Evelyn Waugh and the Magi

Some Christmas thoughts. I'm trying to find a quote in Waugh's letters. For now:


And this: a Prayer for the Magi:

“ ‘Like me,’ writes Waugh, ‘you were late in coming. The shepherds were here long before. Even the cattle, they had joined the chorus of angels before you were on your way. For you, the primordial discipline of the heavens was relaxed, and a new defiant light blazed amid the disconcerted stars. How laboriously you came, taking sights and calculating where the shepherds are run barefoot. How odd you looked on the road attended by what outlandish liveries laden with such preposterous gifts. You came at length to the final stage of your pilgrimage and the great star stood still above you, and what did you do? You stopped to call on King Herod with a deadly exchange of compliments which there began that unending war of mobs and magistrates against the innocent. Yet, still, you came and were not turned away. You, too, found room before the manger. Your gifts were not exactly needed, but they were accepted and put carefully by, for they were brought with love. In that new order of charity that had just come to life, there was room for you, too. You were not lower in the eyes of the holy family than the ox or the ass. You were my special patrons and the patrons of all late comers, of all who have a tedious journey to make to the obscure truth, of all who are confused with knowledge and speculation, of all who, through politeness, make themselves partners in guilt, of all who stand in danger by reason of their talent. For him, who did not reject your curious gifts, pray always for all the learned, the oblique, the delegate. Let them not quite be forgotten at the throne of God when the end comes to their kingdom.’ ”

UPDATE: Found it shorter and neater in the letters. Not an easy book to find things in. In this case, not included in references to book about Helena (from which the prayer comes), no reference in index to Gospels or Magi. Now I see I should have looked under Epiphany. Sigh.

To Laura Waugh, January 9, 1945 (Evelyn still at war):

[blockquote]Have you ever considered how the Epiphany is the feast of artists. I thought so very strongly this year. After St. Joseph and the angels and the shepherds and even the ox and the ass have had their share of the crib, twelve days later appears an exotic caravan with negro pages and ostrich plumes. They have come an enormous journey across a desert and the splendid gifts look much less splendid than they did when they were being packed in Babylon. The wise men committed every sort of betise--even asking the way of Herod & provoking the massacre of the innocents--but they got there in the end and their gifts were accepted.[/blockquote]

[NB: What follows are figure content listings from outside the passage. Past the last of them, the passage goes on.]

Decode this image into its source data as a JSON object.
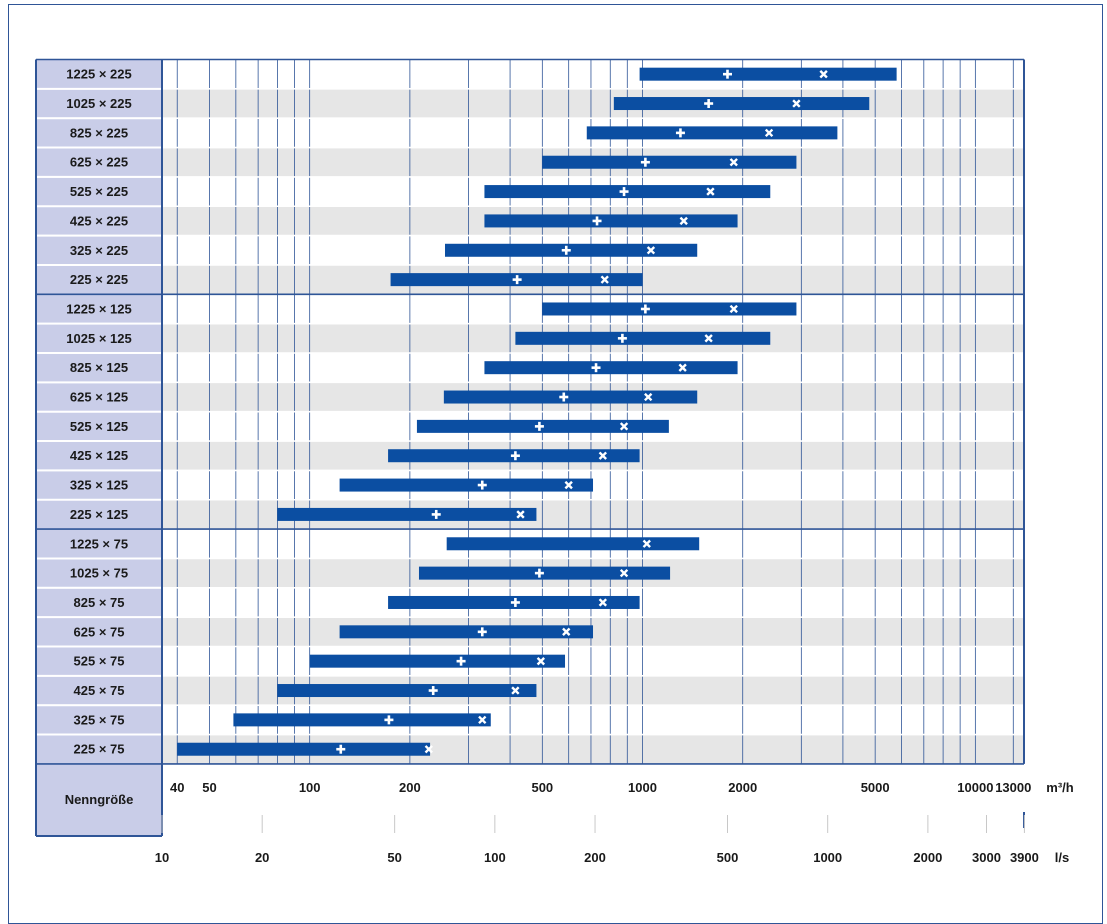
{
  "chart_data": {
    "type": "bar",
    "orientation": "horizontal-range",
    "title": "",
    "corner_label": "Nenngröße",
    "x_scale": "log",
    "x_range_m3h": [
      36,
      14000
    ],
    "primary_axis": {
      "unit": "m³/h",
      "ticks": [
        40,
        50,
        100,
        200,
        500,
        1000,
        2000,
        5000,
        10000,
        13000
      ],
      "tick_labels": [
        "40",
        "50",
        "100",
        "200",
        "500",
        "1000",
        "2000",
        "5000",
        "10000",
        "13000"
      ]
    },
    "secondary_axis": {
      "unit": "l/s",
      "ticks": [
        10,
        20,
        50,
        100,
        200,
        500,
        1000,
        2000,
        3000,
        3900
      ],
      "tick_labels": [
        "10",
        "20",
        "50",
        "100",
        "200",
        "500",
        "1000",
        "2000",
        "3000",
        "3900"
      ]
    },
    "rows": [
      {
        "label": "1225 × 225",
        "min": 980,
        "plus": 1800,
        "cross": 3500,
        "max": 5800
      },
      {
        "label": "1025 × 225",
        "min": 820,
        "plus": 1580,
        "cross": 2900,
        "max": 4800
      },
      {
        "label": "825 × 225",
        "min": 680,
        "plus": 1300,
        "cross": 2400,
        "max": 3850
      },
      {
        "label": "625 × 225",
        "min": 500,
        "plus": 1020,
        "cross": 1880,
        "max": 2900
      },
      {
        "label": "525 × 225",
        "min": 335,
        "plus": 880,
        "cross": 1600,
        "max": 2420
      },
      {
        "label": "425 × 225",
        "min": 335,
        "plus": 730,
        "cross": 1330,
        "max": 1930
      },
      {
        "label": "325 × 225",
        "min": 255,
        "plus": 590,
        "cross": 1060,
        "max": 1460
      },
      {
        "label": "225 × 225",
        "min": 175,
        "plus": 420,
        "cross": 770,
        "max": 1000
      },
      {
        "label": "1225 × 125",
        "min": 500,
        "plus": 1020,
        "cross": 1880,
        "max": 2900
      },
      {
        "label": "1025 × 125",
        "min": 415,
        "plus": 870,
        "cross": 1580,
        "max": 2420
      },
      {
        "label": "825 × 125",
        "min": 335,
        "plus": 725,
        "cross": 1320,
        "max": 1930
      },
      {
        "label": "625 × 125",
        "min": 253,
        "plus": 580,
        "cross": 1040,
        "max": 1460
      },
      {
        "label": "525 × 125",
        "min": 210,
        "plus": 490,
        "cross": 880,
        "max": 1200
      },
      {
        "label": "425 × 125",
        "min": 172,
        "plus": 415,
        "cross": 760,
        "max": 980
      },
      {
        "label": "325 × 125",
        "min": 123,
        "plus": 330,
        "cross": 600,
        "max": 710
      },
      {
        "label": "225 × 125",
        "min": 80,
        "plus": 240,
        "cross": 430,
        "max": 480
      },
      {
        "label": "1225 × 75",
        "min": 258,
        "plus": "",
        "cross": 1030,
        "max": 1480
      },
      {
        "label": "1025 × 75",
        "min": 213,
        "plus": 490,
        "cross": 880,
        "max": 1210
      },
      {
        "label": "825 × 75",
        "min": 172,
        "plus": 415,
        "cross": 760,
        "max": 980
      },
      {
        "label": "625 × 75",
        "min": 123,
        "plus": 330,
        "cross": 590,
        "max": 710
      },
      {
        "label": "525 × 75",
        "min": 100,
        "plus": 285,
        "cross": 495,
        "max": 585
      },
      {
        "label": "425 × 75",
        "min": 80,
        "plus": 235,
        "cross": 415,
        "max": 480
      },
      {
        "label": "325 × 75",
        "min": 59,
        "plus": 173,
        "cross": 330,
        "max": 350
      },
      {
        "label": "225 × 75",
        "min": 40,
        "plus": 124,
        "cross": 228,
        "max": 230
      }
    ],
    "colors": {
      "bar": "#0b4ea2",
      "marker": "#ffffff",
      "label_bg": "#c9cde8",
      "grid": "#2f5597",
      "alt_row": "#e6e6e6",
      "row_bg": "#ffffff",
      "text": "#1a1a1a"
    },
    "markers": {
      "plus": "plus-icon",
      "cross": "cross-icon"
    }
  }
}
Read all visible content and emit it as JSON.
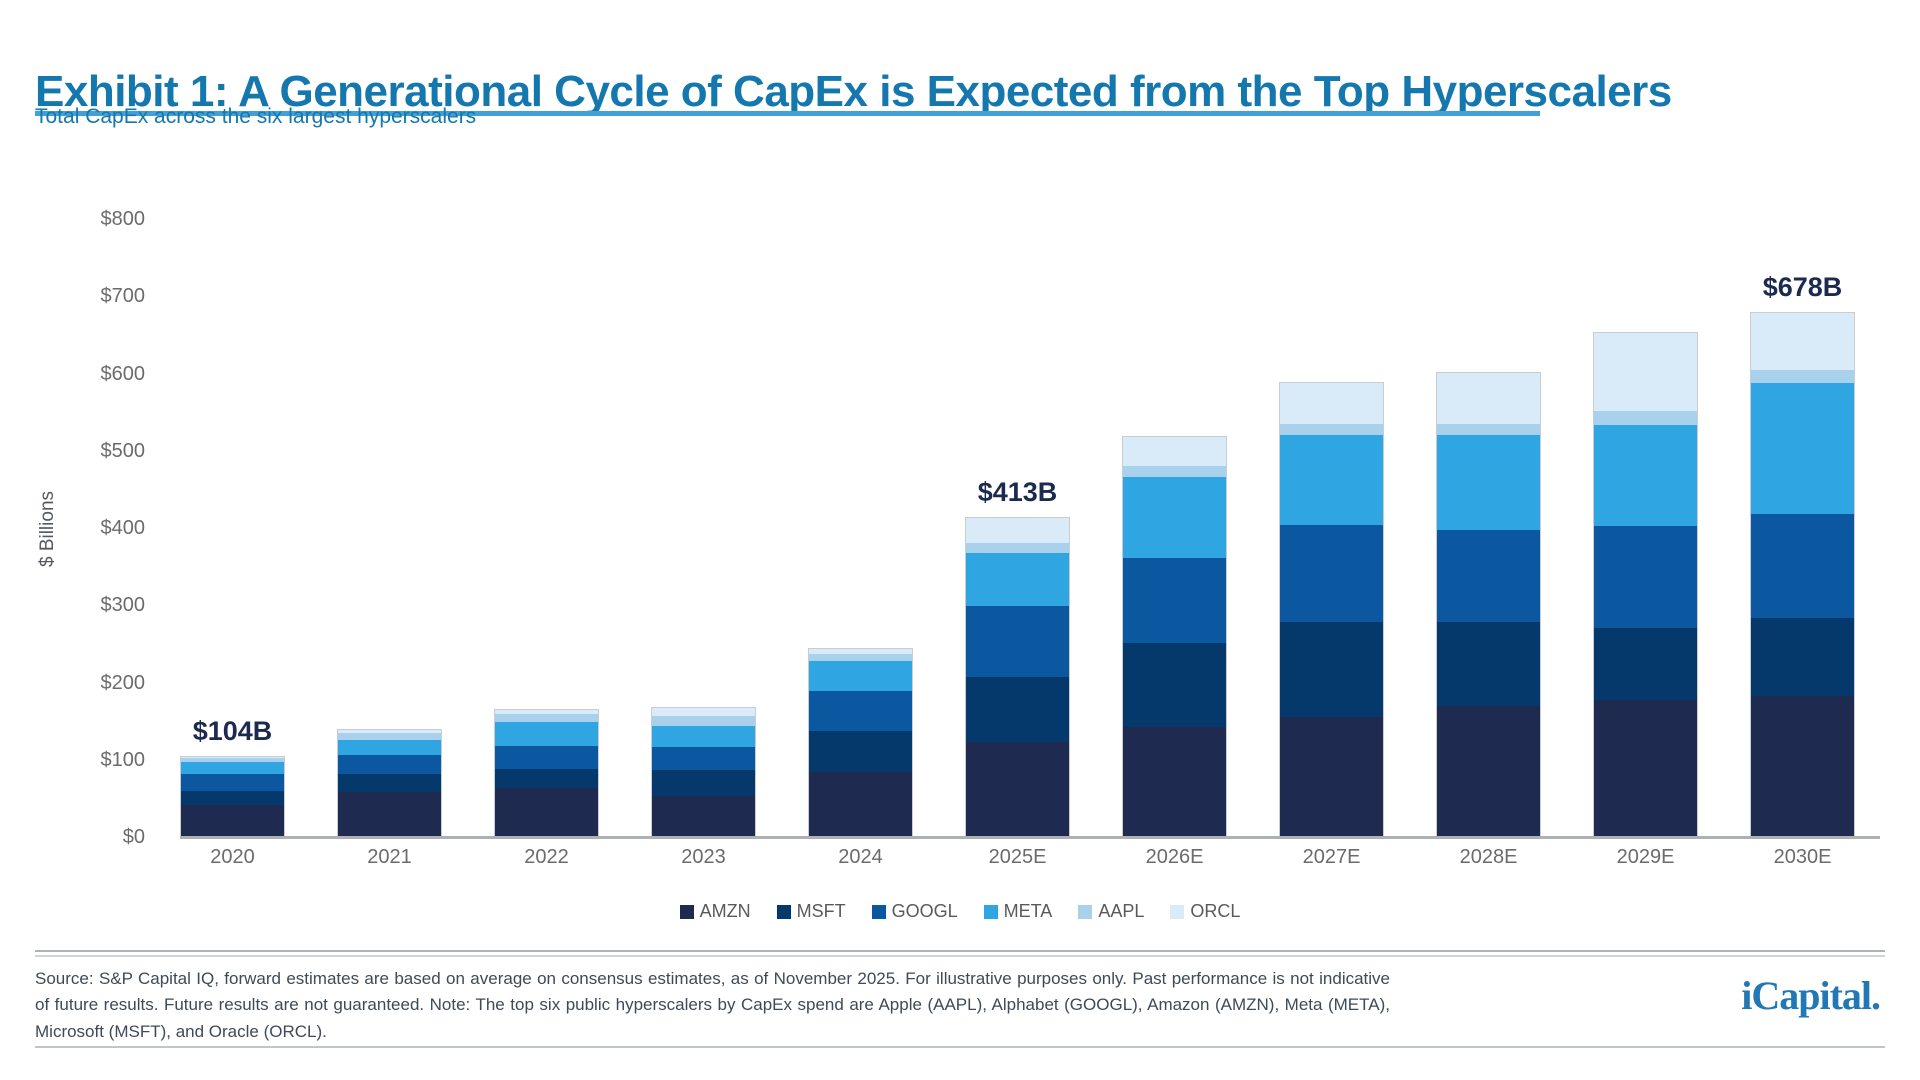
{
  "header": {
    "title": "Exhibit 1: A Generational Cycle of CapEx is Expected from the Top Hyperscalers"
  },
  "chart_data": {
    "type": "bar",
    "stacked": true,
    "title": "Total CapEx across the six largest hyperscalers",
    "ylabel": "$ Billions",
    "ylim": [
      0,
      800
    ],
    "grid": false,
    "legend_position": "bottom",
    "yticks": [
      {
        "label": "$0",
        "value": 0
      },
      {
        "label": "$100",
        "value": 100
      },
      {
        "label": "$200",
        "value": 200
      },
      {
        "label": "$300",
        "value": 300
      },
      {
        "label": "$400",
        "value": 400
      },
      {
        "label": "$500",
        "value": 500
      },
      {
        "label": "$600",
        "value": 600
      },
      {
        "label": "$700",
        "value": 700
      },
      {
        "label": "$800",
        "value": 800
      }
    ],
    "categories": [
      "2020",
      "2021",
      "2022",
      "2023",
      "2024",
      "2025E",
      "2026E",
      "2027E",
      "2028E",
      "2029E",
      "2030E"
    ],
    "series": [
      {
        "name": "AMZN",
        "color": "#1E2A50",
        "values": [
          40,
          58,
          62,
          52,
          83,
          122,
          142,
          154,
          168,
          176,
          182
        ]
      },
      {
        "name": "MSFT",
        "color": "#05396B",
        "values": [
          19,
          23,
          25,
          34,
          54,
          84,
          108,
          123,
          109,
          94,
          101
        ]
      },
      {
        "name": "GOOGL",
        "color": "#0B57A0",
        "values": [
          22,
          25,
          30,
          30,
          52,
          93,
          111,
          127,
          120,
          132,
          135
        ]
      },
      {
        "name": "META",
        "color": "#2FA5E2",
        "values": [
          16,
          19,
          32,
          28,
          39,
          68,
          105,
          116,
          123,
          131,
          169
        ]
      },
      {
        "name": "AAPL",
        "color": "#A9D1EC",
        "values": [
          5,
          10,
          10,
          12,
          9,
          13,
          14,
          15,
          14,
          18,
          17
        ]
      },
      {
        "name": "ORCL",
        "color": "#D9EBF8",
        "values": [
          2,
          4,
          6,
          11,
          7,
          33,
          38,
          53,
          67,
          101,
          74
        ]
      }
    ],
    "totals": [
      104,
      139,
      165,
      167,
      244,
      413,
      518,
      588,
      601,
      652,
      678
    ],
    "annotations": [
      {
        "category": "2020",
        "text": "$104B"
      },
      {
        "category": "2025E",
        "text": "$413B"
      },
      {
        "category": "2030E",
        "text": "$678B"
      }
    ]
  },
  "footer": {
    "source": "Source: S&P Capital IQ, forward estimates are based on average on consensus estimates, as of November 2025. For illustrative purposes only. Past performance is not indicative of future results. Future results are not guaranteed. Note: The top six public hyperscalers by CapEx spend are Apple (AAPL), Alphabet (GOOGL), Amazon (AMZN), Meta (META), Microsoft (MSFT), and Oracle (ORCL).",
    "logo": "iCapital."
  }
}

I have always detested Christmas. Now I shall always celebrate the Epiphany instead.

This is very moving to me. Those of us who pride ourselves on some kind of taste, accomplishment, wisdom, feel compelled to pay homage, do so the best way we can, which turns out to be ridiculous or worse, yet we are accepted.

There are lots of references in the letters to Waugh's hatred of Christmas, especially having a lot of kids around.

Then this, from A Tourist in Africa (1960): The opening:

[blockquote]28th December 1958. On the third day after Christmas we commemorate the massacre of the Holy Innocents. Few candid fathers, I suppose, can regard that central figure of slate in Breughel's painting in Antwerp [i.e. Herod] without being touched by sympathy. After the holly and sticky sweetmeats, cold steel.[/blockquote]

Waugh announces with some pride that he made a point of vacationing, alone, beginning a few days after Christmas, for many years.